Rote Zwiebeln sind etwas milder im Geschmack als gelbe – und ausgesprochen dekorativ.

Herbstfeste mit Zwiebelduft

Jedes Jahr am zweiten Wochenende im Oktober veranstaltet Weimar ein Volksfest zu Ehren der beliebten Würzpflanze. Es ist eines der ältesten Volksfeste in Thüringen. Erstmals als „Vieh- und Zwippelmarkt“ im Jahr 1653 erwähnt, lockt es mit geschmückten Verkaufsständen und zahlreichen kulturellen Darbietungen Hunderttausende Besucherinnen und Besucher in die Goethe-Stadt. Während man in Weimar jährlich einen Wettstreit um den längsten Zwiebelzopf auslobt, feiert man am Bodensee auf der Halbinsel Höri die hier angebaute Zwiebelsorte Höri-Bülle. Sie gilt unter Feinschmeckern als Delikatesse und wird auf dem Büllefest in Form verschiedener herbstlicher Köstlichkeiten angeboten. Hier duftet es nach Büllebrot, Büllesuppe und Bülledünne – der regionalen ZwiebelkuchenSpezialität.
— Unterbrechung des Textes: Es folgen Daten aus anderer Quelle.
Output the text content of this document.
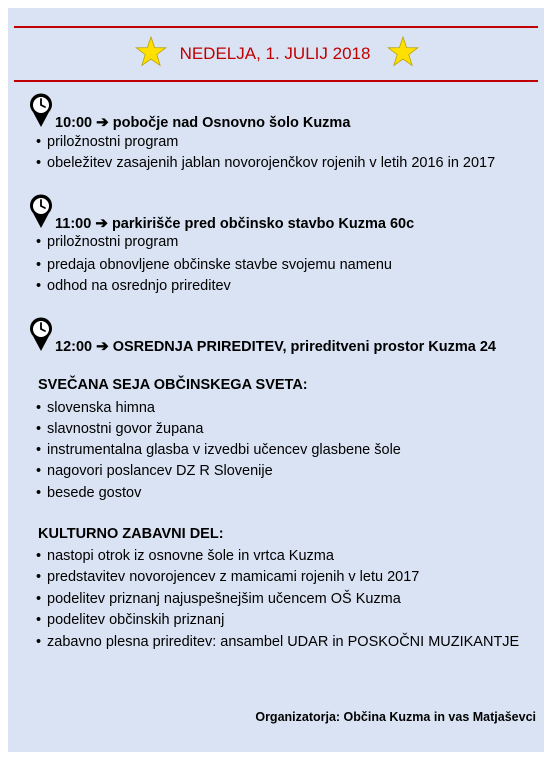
NEDELJA, 1. JULIJ 2018
10:00 ➔ pobočje nad Osnovno šolo Kuzma
• priložnostni program
• obeležitev zasajenih jablan novorojenčkov rojenih v letih 2016 in 2017
11:00 ➔ parkirišče pred občinsko stavbo Kuzma 60c
• priložnostni program
• predaja obnovljene občinske stavbe svojemu namenu
• odhod na osrednjo prireditev
12:00 ➔ OSREDNJA PRIREDITEV, prireditveni prostor Kuzma 24
SVEČANA SEJA OBČINSKEGA SVETA:
• slovenska himna
• slavnostni govor župana
• instrumentalna glasba v izvedbi učencev glasbene šole
• nagovori poslancev DZ R Slovenije
• besede gostov
KULTURNO ZABAVNI DEL:
• nastopi otrok iz osnovne šole in vrtca Kuzma
• predstavitev novorojencev z mamicami rojenih v letu 2017
• podelitev priznanj najuspešnejšim učencem OŠ Kuzma
• podelitev občinskih priznanj
• zabavno plesna prireditev: ansambel UDAR in POSKOČNI MUZIKANTJE
Organizatorja: Občina Kuzma in vas Matjaševci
Diese Knolle kann begeistern – aber leider bleiben die Augen beim Schälen und Schneiden oft nicht trocken. Schuld daran ist das ätherische Öl Allicin, auch Lauchöl genannt. Diese schwefelhaltige Verbindung drückt auf die Tränendrüse und macht die Liebe zu diesem Gemüse so tränenreich. Was Abhilfe schafft? Die Zwiebel vorher in heißes Wasser legen, eine Taucherbrille anziehen oder einfach: Messer schärfen!

Zwiebelzöpfe sind kleine Kunstwerke.